"Hail Mary": Trump's latest attempt to delay his hush money sentence "will likely fail," experts say
Donald Trump’s lawyers don’t necessarily believe, deep down in their hearts, that his New York felony conviction for fraudulently covering up hush payments to an adult film star is really a matter of official, presidential business — one that demands the federal courts intervene to uphold “the balanced power structure of our Republic.” But what they know is that making the argument could at least delay the former president’s sentencing in the case, currently scheduled for Sept. 18.

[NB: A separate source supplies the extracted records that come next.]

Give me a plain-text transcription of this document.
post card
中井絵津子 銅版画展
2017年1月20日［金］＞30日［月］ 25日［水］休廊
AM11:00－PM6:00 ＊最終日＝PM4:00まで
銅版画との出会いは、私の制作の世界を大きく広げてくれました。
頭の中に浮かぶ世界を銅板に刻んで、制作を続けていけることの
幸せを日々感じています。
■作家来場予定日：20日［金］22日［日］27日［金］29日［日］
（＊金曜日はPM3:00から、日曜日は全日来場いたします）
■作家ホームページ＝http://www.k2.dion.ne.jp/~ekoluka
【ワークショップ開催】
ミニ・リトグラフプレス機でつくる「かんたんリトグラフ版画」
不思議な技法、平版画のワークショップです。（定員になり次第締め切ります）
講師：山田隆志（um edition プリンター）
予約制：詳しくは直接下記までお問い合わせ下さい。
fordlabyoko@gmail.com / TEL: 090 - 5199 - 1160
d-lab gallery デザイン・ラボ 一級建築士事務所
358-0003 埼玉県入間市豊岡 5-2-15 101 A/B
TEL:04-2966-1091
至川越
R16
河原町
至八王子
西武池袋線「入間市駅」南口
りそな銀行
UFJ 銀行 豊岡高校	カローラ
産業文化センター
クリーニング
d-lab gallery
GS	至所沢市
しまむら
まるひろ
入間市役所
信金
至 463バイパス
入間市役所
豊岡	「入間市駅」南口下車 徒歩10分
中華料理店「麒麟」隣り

In a 64-page document filed with a U.S. district court Thursday evening, attorneys Todd Blanche and Emil Bove argue, not for the first time, that Judge Alvin K. Hellerstein should take over the case and bring a halt to the state proceedings, which if allowed to continue will “cause direct and irreparable harm to President Trump,” who they describe as “the leading candidate in the 2024 presidential election” (Vice President Kamala Harris presently enjoys a 3.4% lead in the national race, according to 538’s polling average).

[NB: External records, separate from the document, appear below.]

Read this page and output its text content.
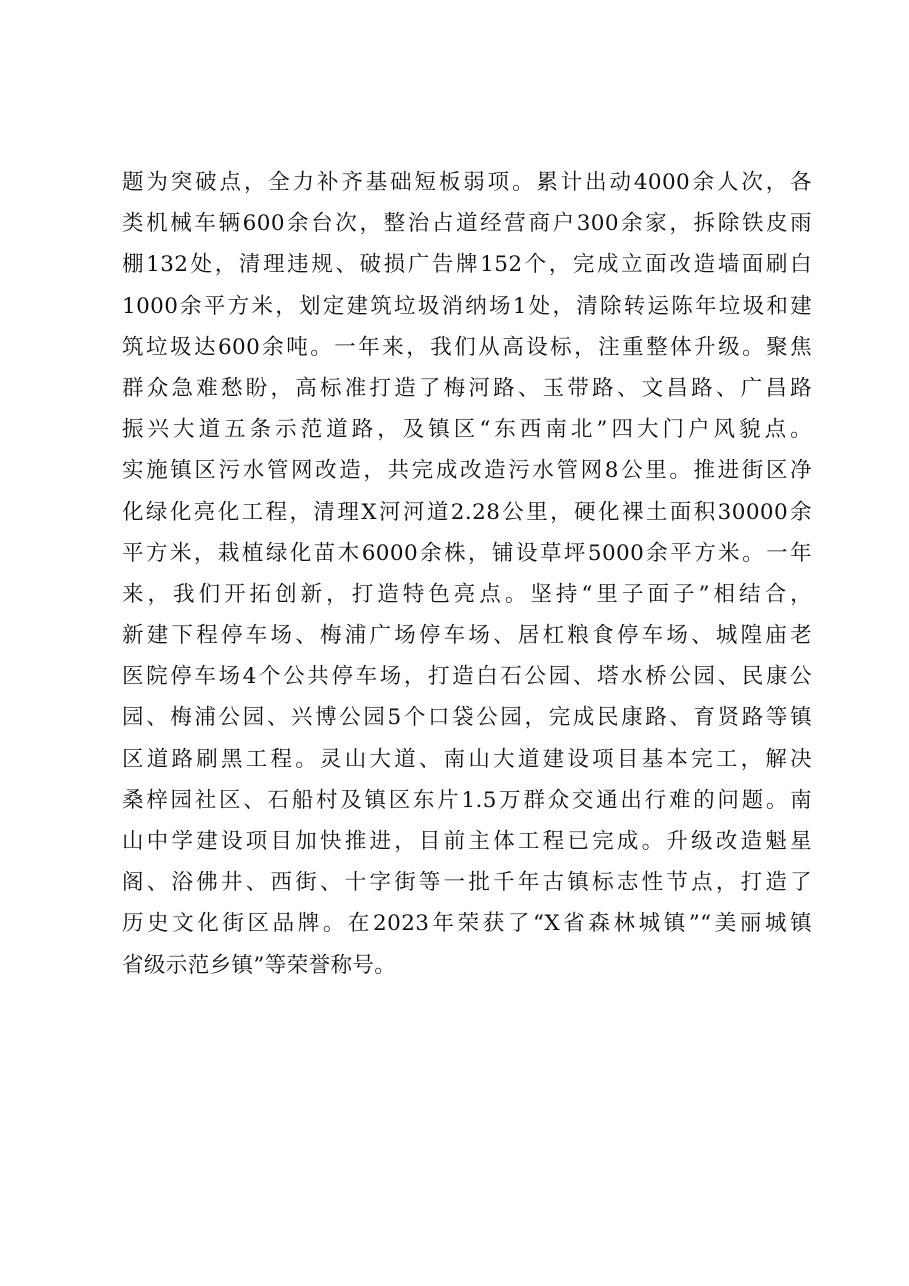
题为突破点，全力补齐基础短板弱项。累计出动4000余人次，各
类机械车辆600余台次，整治占道经营商户300余家，拆除铁皮雨
棚132处，清理违规、破损广告牌152个，完成立面改造墙面刷白
1000余平方米，划定建筑垃圾消纳场1处，清除转运陈年垃圾和建
筑垃圾达600余吨。一年来，我们从高设标，注重整体升级。聚焦
群众急难愁盼，高标准打造了梅河路、玉带路、文昌路、广昌路
振兴大道五条示范道路，及镇区“东西南北”四大门户风貌点。
实施镇区污水管网改造，共完成改造污水管网8公里。推进街区净
化绿化亮化工程，清理X河河道2.28公里，硬化裸土面积30000余
平方米，栽植绿化苗木6000余株，铺设草坪5000余平方米。一年
来，我们开拓创新，打造特色亮点。坚持“里子面子”相结合，
新建下程停车场、梅浦广场停车场、居杠粮食停车场、城隍庙老
医院停车场4个公共停车场，打造白石公园、塔水桥公园、民康公
园、梅浦公园、兴博公园5个口袋公园，完成民康路、育贤路等镇
区道路刷黑工程。灵山大道、南山大道建设项目基本完工，解决
桑梓园社区、石船村及镇区东片1.5万群众交通出行难的问题。南
山中学建设项目加快推进，目前主体工程已完成。升级改造魁星
阁、浴佛井、西街、十字街等一批千年古镇标志性节点，打造了
历史文化街区品牌。在2023年荣获了“X省森林城镇”“美丽城镇
省级示范乡镇”等荣誉称号。
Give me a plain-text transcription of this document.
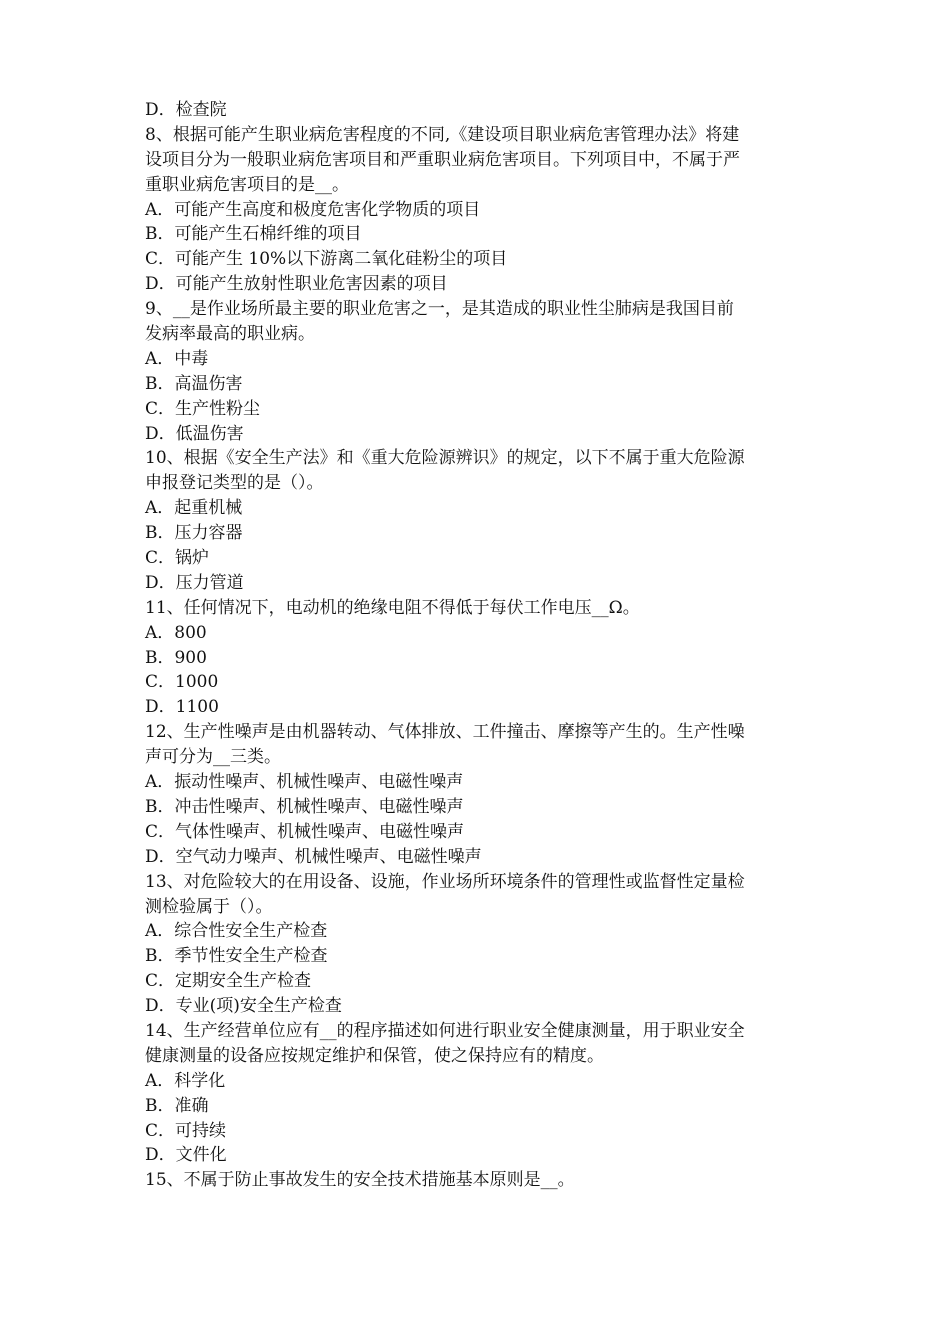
D．检查院
8、根据可能产生职业病危害程度的不同,《建设项目职业病危害管理办法》将建
设项目分为一般职业病危害项目和严重职业病危害项目。下列项目中，不属于严
重职业病危害项目的是__。
A．可能产生高度和极度危害化学物质的项目
B．可能产生石棉纤维的项目
C．可能产生 10%以下游离二氧化硅粉尘的项目
D．可能产生放射性职业危害因素的项目
9、__是作业场所最主要的职业危害之一，是其造成的职业性尘肺病是我国目前
发病率最高的职业病。
A．中毒
B．高温伤害
C．生产性粉尘
D．低温伤害
10、根据《安全生产法》和《重大危险源辨识》的规定，以下不属于重大危险源
申报登记类型的是（）。
A．起重机械
B．压力容器
C．锅炉
D．压力管道
11、任何情况下，电动机的绝缘电阻不得低于每伏工作电压__Ω。
A．800
B．900
C．1000
D．1100
12、生产性噪声是由机器转动、气体排放、工件撞击、摩擦等产生的。生产性噪
声可分为__三类。
A．振动性噪声、机械性噪声、电磁性噪声
B．冲击性噪声、机械性噪声、电磁性噪声
C．气体性噪声、机械性噪声、电磁性噪声
D．空气动力噪声、机械性噪声、电磁性噪声
13、对危险较大的在用设备、设施，作业场所环境条件的管理性或监督性定量检
测检验属于（）。
A．综合性安全生产检查
B．季节性安全生产检查
C．定期安全生产检查
D．专业(项)安全生产检查
14、生产经营单位应有__的程序描述如何进行职业安全健康测量，用于职业安全
健康测量的设备应按规定维护和保管，使之保持应有的精度。
A．科学化
B．准确
C．可持续
D．文件化
15、不属于防止事故发生的安全技术措施基本原则是__。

As The New York Times noted, Hellerstein rejected a similar argument from Trump’s lawyers last year, made after Trump was indicted. “Hush money paid to an adult film star is not related to a president’s official acts,” he ruled. Now, though, Trump is armed with a ruling from the Supreme Court’s right-wing majority asserting that the former president enjoys presumptive immunity for “official acts”; his lawyers argue that means his 34 felony convictions should be thrown out because prosecutors presented evidence from meetings that took place just after Trump entered the White House.
“This is a Hail Mary by Trump’s team that will likely fail,” Renato Mariotti, a former federal prosecutor, said of the latest filing on social media. “Trump is just trying to push off the criminal sentencing.”
Again, the short-term aim with this filing is not to persuade, although that would certainly be welcome, but to postpone. Indeed, Blanche and Bove close their request for the court to take over the case by also asking it to confirm that New York Judge Juan Merchan “may not sentence President Trump during litigation over this removal [to federal court].”
Trump’s legal team is also asking Judge Merchan to delay the former president’s sentencing, which was originally scheduled for July, “until after the election” (Merchan will also rule on whether to set the verdict aside, in light of the immunity ruling, on Sept. 16). If Trump wins, the argument can then be that no state has the authority to imprison a sitting president.
Lisa Rubin, a legal correspondent with MSNBC, noted that Trump’s latest filing “reads like a bid to prevent any sentencing hearing from going forward.” That assessment is based not as much on the content of the filing as the timing: just over two weeks before the sentencing hearing, but nearly two months after the Supreme Court immunity ruling that it cites.
According to Rubin, the filing could well be rejected without so much as a hearing because of a glaring omission within: it asks the court to suspend Trump’s sentencing while the argument is litigated, but fails to note the legal requirement for that to happen — that the Republican candidate’s lawyers must have first requested and obtained an order from a federal court granting them “permission to file [this] late notice.”
“My guess is that Hellerstein could reject [this] removal notice on that basis alone,” Rubin wrote.
As for the substance: “even if it was timely,” argued Joyce Vance, a former U.S. attorney who teaches law at the University of Alabama, it’s absurd to believe “a debt Trump incurred while campaigning becomes presidential business if he discussed it or tweeted about it once in the {White House].” That, she said, is “not how it works.”
Prior to July 2024, however, most legal experts also thought it unlikely that a president would, in the eyes of the Supreme Court, effectively stand above the law and be immune from criminal prosecution for nearly anything tangentially related to their “official” duties; that notion, after all, is nowhere to be found in a U.S. Constitution drafted by people who, for all their faults, were opposed to the idea of a monarch.
The Trump legal team may not convince Judge Hellerstein, but the ultimate arbiter of whether Trump can be sentenced and served up to four years in prison may well prove to be six conservative justices on the nation’s highest court.